Bir tezat daha var; sözleşmeye imza koyan iktidarın, bunu, kendi içindeki kadınların karşı çıkmalarına rağmen imzalamış olması ve 6284 sayılı Yasa iyi bir şekilde uygulanmıyorken -bir acayip hâl de- kadına şiddet ve kadın cinayetleri verilerinin hâlâ açıklanmıyor olması. Hatta "Şiddetin, cinayetin kadını yoktur; cinayet, cinayettir." diyen bir akıl tutulmasına kadar varmış vaziyette hadiseye bakışınız. Bir de sanki şiddetin sorunu ve sorumlusu sözleşmeymiş gibi "Bakın, sözleşme şiddeti engelleyemiyor." filan gibi açıklamalar da yapıldı. Sorumlu açık bir şekilde, sözleşmenin gerekliliklerini yerine getirmeyen ve yasaları gerektiği gibi uygulamayan iktidardır, hiç kaçarınız yok; bir kere bunun altını çizelim.

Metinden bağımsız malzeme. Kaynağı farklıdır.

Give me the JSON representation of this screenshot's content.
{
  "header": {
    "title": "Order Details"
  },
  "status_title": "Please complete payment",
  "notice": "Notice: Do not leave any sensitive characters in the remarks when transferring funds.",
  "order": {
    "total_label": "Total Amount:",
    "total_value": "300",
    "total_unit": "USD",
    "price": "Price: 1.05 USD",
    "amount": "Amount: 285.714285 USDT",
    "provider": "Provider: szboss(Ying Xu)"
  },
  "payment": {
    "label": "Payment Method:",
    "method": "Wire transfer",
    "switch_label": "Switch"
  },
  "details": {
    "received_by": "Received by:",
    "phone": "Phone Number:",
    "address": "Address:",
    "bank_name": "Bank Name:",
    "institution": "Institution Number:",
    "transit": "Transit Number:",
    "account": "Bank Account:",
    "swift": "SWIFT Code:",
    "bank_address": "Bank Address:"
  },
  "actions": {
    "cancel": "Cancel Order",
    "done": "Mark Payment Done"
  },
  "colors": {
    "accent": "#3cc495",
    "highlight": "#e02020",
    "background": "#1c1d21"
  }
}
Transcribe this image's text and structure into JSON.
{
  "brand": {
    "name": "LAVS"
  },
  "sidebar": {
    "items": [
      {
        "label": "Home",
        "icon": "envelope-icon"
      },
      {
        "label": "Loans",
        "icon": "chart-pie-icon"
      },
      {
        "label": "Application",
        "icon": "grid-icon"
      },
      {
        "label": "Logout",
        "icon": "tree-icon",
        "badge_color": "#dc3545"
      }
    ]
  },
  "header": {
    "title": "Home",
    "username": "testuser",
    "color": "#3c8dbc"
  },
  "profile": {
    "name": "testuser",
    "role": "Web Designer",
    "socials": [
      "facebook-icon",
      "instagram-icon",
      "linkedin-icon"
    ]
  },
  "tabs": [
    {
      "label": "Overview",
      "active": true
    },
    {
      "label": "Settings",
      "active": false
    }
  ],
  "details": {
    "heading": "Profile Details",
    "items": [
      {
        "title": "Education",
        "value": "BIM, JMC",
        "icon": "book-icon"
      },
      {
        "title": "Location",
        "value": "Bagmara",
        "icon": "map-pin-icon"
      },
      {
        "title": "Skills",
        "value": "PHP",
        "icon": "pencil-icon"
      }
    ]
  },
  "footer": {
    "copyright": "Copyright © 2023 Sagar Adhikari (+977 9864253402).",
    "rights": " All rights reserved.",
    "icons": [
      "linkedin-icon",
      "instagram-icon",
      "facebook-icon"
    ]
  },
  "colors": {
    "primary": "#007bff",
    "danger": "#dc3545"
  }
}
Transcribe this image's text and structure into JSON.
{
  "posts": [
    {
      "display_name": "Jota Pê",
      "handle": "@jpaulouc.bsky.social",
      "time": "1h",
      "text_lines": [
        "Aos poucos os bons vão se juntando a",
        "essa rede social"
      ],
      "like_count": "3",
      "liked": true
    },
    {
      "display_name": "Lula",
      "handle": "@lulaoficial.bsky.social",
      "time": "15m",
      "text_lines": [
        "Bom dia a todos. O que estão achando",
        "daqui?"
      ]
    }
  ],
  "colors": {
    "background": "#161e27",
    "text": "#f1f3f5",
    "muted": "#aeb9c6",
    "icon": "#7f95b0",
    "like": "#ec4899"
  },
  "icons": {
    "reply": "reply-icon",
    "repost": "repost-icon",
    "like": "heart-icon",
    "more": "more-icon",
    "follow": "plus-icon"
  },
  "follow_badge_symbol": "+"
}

"Toplumu kutuplaştırdığı için kaldırdık." dediğiniz sözleşmenin imzacısı sizdiniz ayrıca, bunu da unuttunuz mu değerli arkadaşlar? Bir de kadına karşı şiddetin ve aile içi şiddetin engellenmesi fikri toplumsal ve ailevi değerlerimizle nasıl çelişiyor, bunu bize bir açıklamanız lazım ve bunu uydurma maddelerle filan, sözleşmede olmayan maddelerle açıklamayacaksınız; hakikaten çıkıp yürekli bir şekilde açıklayacaksınız neyiniz varsa. Birileri Lozan'ı manipüle etse Lozan'dan da mı çekileceksiniz? Yeni bir tartışma açmak istemiyorum, sözleşme, Montrö, arkasından gelen nokta; ekmeğe yağ sürer gibi oluyor. Yeni yeni, gündemi kapatacak, ekonomik yoksulluğu kapatacak suni gündemler oluşturuyorsunuz. Gerçekte siz neden rahatsızsınız, bize bunu söyleyin, çıkın, Türk kadınlarına bunu söyleyin.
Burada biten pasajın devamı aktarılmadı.